Can cloud computing and edge computing work together?
Many organizations can benefit from using both cloud computing and edge computing together, applying the strengths of each technology. Just as cloud computing combines physical bits of hardware to create something greater than the sum of its parts, a broad approach that encompasses a user’s device, edge computing, and a centralized cloud can deliver the best of all worlds. Edge computing can handle real-time data processing and low-latency applications before passing things along to the cloud for superior scalability, flexibility, data storage and long-term analysis.
In fact, there is already a common architecture (sometimes known as “Fog Computing”) that incorporates both cloud computing and edge computing together (more on this in a future blog post). In this architecture, edge devices collect and process data where it is generated, reducing both size and complexity while retaining only relevant parts for delivery to a nearby regional node. That node acts as a gateway between the edge devices and cloud, further processing the data (i.e. aggregating, filtering, and compressing) before sending it over the internet for storage and long-term analysis.
This type of architecture allows modern applications to take advantage of the low-latency and real-time processing capabilities of edge computing, while also being able to scale and access the massive data storage and analysis capabilities of cloud computing.
A good example of this is industrial automation, where edge computing can be used to analyze sensor data and control machinery in real-time. Cloud computing is then used to store and analyze historical data for purposes of optimizing production. In the case of a smart city, edge computing is used to perform real-time analysis of sensor data, optimizing traffic flow while the cloud stores and analyzes historical data for use in future infrastructure plans.

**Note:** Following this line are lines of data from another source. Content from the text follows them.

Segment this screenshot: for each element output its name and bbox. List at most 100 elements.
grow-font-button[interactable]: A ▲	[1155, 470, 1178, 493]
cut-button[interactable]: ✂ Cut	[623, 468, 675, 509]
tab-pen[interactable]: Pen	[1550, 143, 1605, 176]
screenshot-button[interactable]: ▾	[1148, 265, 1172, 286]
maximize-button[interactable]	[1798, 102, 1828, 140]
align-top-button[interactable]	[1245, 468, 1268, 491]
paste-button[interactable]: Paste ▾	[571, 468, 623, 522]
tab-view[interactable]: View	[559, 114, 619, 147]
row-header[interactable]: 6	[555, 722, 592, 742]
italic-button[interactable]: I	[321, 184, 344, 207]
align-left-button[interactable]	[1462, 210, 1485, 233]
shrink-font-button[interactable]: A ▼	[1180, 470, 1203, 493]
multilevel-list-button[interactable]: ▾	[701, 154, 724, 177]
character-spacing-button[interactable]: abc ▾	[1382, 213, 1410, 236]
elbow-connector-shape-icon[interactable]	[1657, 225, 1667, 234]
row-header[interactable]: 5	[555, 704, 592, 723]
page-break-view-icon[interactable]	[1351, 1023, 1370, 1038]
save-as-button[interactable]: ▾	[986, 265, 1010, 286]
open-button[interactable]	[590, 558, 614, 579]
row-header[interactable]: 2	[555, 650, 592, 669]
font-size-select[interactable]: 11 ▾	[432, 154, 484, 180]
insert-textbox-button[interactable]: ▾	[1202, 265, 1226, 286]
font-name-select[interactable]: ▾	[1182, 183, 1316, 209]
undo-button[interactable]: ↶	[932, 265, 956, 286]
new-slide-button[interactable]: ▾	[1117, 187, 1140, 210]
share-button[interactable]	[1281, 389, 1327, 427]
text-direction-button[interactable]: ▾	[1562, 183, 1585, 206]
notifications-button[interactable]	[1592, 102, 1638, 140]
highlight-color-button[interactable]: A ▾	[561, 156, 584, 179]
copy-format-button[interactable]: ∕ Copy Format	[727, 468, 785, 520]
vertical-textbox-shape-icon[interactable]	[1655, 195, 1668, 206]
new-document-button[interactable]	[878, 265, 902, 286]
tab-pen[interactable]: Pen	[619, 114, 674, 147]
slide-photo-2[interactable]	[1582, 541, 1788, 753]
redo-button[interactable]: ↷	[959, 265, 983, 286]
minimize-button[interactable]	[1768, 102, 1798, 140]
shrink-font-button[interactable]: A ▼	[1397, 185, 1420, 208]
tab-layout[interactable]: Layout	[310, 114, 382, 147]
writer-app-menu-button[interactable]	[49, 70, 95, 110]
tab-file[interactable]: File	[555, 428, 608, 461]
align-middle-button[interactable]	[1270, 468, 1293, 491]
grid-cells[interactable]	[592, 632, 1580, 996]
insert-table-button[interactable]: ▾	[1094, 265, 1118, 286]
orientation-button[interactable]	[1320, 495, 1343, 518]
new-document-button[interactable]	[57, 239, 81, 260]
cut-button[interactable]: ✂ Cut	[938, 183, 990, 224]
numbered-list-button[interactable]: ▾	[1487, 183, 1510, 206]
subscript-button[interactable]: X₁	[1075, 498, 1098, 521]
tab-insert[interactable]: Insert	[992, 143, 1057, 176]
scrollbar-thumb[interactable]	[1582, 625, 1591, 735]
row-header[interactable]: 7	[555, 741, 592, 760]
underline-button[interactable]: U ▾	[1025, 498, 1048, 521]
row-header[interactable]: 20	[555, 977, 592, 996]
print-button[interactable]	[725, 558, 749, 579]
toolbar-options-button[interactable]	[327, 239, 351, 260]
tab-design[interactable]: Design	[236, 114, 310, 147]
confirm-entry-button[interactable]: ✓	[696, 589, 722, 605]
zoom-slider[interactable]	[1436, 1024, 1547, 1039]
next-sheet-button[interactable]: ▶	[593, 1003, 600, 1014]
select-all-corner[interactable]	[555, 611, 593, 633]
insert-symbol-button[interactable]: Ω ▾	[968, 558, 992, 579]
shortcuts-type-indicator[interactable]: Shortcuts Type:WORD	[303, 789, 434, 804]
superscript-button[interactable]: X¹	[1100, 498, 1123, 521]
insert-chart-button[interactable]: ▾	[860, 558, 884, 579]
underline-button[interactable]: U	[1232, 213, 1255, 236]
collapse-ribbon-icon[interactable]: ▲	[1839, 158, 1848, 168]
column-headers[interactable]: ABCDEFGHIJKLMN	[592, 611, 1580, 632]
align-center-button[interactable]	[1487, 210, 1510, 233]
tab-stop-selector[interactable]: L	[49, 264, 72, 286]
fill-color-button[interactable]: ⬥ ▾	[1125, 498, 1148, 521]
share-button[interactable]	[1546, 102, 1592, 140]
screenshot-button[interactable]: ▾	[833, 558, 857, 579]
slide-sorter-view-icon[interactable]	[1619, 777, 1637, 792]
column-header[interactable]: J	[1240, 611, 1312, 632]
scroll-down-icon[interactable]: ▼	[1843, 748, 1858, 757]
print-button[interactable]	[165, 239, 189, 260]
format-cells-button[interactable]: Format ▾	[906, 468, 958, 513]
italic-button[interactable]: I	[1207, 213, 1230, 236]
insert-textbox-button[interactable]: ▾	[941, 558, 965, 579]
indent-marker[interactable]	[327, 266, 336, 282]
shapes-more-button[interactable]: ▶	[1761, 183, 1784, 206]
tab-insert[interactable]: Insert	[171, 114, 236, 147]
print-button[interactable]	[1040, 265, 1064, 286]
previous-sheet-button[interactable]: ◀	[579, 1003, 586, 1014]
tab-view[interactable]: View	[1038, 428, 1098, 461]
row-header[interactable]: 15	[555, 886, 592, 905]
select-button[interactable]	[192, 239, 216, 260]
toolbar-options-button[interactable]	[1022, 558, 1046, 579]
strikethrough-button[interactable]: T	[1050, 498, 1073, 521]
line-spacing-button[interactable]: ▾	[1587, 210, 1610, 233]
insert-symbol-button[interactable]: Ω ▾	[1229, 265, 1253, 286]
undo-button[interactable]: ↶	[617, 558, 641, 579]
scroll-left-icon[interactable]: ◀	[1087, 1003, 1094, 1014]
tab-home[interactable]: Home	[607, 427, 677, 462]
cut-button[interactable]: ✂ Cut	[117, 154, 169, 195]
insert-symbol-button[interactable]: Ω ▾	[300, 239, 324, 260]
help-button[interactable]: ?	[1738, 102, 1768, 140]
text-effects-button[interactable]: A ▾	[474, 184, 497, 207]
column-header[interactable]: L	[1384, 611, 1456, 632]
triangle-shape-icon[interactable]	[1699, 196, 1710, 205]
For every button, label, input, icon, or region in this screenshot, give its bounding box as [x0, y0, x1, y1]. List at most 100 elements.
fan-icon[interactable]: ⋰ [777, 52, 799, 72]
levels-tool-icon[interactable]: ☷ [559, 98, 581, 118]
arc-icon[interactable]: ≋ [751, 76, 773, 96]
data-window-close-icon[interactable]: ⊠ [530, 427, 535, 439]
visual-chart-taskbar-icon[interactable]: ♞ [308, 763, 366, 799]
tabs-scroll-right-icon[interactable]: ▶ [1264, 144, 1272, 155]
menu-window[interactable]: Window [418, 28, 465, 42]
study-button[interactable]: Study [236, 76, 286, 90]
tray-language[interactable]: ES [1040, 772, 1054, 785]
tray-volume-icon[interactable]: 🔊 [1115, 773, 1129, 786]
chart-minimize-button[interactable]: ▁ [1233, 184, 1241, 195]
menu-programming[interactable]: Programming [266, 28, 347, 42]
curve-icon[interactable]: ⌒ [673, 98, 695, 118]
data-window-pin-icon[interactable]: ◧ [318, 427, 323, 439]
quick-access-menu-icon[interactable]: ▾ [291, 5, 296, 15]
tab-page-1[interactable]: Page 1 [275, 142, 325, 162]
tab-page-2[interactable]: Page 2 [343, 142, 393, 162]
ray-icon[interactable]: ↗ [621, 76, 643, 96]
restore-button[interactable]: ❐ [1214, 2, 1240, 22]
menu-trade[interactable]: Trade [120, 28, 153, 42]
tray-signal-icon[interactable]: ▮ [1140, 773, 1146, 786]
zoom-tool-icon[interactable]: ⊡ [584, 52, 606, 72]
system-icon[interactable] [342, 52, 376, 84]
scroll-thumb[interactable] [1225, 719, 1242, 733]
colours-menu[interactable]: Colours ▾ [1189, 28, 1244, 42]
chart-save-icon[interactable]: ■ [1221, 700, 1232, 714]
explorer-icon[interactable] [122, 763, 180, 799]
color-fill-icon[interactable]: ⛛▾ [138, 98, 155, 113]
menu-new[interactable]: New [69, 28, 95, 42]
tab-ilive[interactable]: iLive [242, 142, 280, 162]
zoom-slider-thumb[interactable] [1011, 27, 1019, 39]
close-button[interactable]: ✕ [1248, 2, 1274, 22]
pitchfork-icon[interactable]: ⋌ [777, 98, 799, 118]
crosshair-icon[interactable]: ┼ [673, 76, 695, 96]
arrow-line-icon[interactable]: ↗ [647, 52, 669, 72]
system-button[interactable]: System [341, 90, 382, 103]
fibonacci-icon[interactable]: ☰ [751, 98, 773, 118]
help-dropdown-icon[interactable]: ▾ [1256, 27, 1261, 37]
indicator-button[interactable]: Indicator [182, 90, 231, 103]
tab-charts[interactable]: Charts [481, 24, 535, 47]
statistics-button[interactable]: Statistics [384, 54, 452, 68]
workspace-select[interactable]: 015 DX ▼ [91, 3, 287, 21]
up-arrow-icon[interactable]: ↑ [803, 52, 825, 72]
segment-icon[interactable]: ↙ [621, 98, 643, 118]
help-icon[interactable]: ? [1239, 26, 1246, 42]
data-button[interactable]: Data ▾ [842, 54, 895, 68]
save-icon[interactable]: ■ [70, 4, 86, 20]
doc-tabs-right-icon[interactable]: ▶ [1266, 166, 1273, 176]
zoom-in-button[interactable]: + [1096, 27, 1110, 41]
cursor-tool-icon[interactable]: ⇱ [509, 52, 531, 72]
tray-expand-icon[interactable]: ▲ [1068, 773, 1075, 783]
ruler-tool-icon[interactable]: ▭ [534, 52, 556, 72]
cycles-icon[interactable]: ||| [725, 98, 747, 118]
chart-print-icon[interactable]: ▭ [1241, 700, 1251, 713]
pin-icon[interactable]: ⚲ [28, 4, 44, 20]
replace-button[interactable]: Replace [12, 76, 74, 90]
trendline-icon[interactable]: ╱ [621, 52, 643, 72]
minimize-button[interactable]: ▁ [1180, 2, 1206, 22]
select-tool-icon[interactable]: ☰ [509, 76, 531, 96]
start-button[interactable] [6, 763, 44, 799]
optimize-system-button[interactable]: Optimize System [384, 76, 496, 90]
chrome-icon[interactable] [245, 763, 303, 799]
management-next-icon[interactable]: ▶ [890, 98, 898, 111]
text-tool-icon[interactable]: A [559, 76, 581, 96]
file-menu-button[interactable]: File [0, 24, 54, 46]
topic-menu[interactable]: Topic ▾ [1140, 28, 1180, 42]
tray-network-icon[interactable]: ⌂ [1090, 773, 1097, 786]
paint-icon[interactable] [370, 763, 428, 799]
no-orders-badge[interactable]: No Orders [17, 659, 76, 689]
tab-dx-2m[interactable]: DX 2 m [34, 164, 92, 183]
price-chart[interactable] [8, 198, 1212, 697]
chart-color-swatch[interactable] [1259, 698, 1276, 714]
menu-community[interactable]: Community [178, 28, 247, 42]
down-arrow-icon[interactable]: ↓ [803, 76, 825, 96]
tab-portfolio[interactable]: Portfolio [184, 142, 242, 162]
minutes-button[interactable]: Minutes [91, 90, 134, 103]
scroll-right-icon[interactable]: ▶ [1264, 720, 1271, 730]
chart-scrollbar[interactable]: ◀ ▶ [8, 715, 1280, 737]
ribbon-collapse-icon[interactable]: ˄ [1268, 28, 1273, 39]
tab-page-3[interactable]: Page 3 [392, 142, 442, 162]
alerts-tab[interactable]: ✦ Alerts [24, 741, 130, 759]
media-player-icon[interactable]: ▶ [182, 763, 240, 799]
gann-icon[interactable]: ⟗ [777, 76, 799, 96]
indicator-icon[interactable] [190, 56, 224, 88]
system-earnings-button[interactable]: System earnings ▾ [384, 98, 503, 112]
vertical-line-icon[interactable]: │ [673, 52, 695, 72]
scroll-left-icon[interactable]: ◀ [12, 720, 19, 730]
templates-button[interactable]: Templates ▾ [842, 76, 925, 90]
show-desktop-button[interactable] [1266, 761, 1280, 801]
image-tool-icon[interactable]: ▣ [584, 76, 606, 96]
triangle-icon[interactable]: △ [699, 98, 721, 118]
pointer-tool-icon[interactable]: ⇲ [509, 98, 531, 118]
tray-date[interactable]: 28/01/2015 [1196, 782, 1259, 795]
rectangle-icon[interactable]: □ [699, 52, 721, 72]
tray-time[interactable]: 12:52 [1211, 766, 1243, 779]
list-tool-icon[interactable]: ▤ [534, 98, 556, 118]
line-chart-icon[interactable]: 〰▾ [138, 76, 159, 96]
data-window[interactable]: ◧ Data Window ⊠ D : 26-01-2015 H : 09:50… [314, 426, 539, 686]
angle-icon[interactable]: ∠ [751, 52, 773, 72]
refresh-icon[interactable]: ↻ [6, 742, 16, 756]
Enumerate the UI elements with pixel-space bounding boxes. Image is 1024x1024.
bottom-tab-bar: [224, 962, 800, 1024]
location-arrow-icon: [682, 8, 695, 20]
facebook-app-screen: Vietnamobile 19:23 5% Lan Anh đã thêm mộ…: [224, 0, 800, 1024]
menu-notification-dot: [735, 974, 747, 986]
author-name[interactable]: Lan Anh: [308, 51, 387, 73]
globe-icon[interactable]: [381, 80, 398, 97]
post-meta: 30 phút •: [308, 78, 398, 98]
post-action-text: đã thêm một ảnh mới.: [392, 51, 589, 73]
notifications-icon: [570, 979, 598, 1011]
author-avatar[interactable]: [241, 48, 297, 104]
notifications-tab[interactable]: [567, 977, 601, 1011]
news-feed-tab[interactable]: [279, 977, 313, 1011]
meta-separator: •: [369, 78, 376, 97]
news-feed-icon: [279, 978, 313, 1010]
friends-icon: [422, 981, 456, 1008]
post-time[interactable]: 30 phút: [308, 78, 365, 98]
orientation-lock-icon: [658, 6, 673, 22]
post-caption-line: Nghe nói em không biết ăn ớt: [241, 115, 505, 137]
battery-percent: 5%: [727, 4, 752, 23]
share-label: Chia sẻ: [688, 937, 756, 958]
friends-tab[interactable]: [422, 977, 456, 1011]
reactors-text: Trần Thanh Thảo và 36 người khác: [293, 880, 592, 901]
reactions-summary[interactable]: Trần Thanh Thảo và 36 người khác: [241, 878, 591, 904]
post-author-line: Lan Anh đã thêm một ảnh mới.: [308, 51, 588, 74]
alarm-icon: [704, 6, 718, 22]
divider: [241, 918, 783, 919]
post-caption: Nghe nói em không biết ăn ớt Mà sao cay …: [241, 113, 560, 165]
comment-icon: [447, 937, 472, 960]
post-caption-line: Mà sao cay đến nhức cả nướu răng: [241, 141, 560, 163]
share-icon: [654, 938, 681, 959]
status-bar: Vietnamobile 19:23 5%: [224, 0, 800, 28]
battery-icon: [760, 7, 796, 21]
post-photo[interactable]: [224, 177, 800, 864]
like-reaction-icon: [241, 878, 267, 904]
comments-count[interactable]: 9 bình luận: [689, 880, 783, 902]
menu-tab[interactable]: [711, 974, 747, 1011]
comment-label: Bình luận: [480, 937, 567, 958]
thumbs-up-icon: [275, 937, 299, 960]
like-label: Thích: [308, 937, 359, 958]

Whatever your specific applications may be, let your requirements be your guide when outlining the architecture for your business. The odds are good that you’re already using some form of cloud technologies today, but can anything be gained by pairing an edge computing strategy alongside it? Would your business benefit from real-time decision making after your systems interact with the outside world? If the answer is yes then edge computing is likely worth looking into.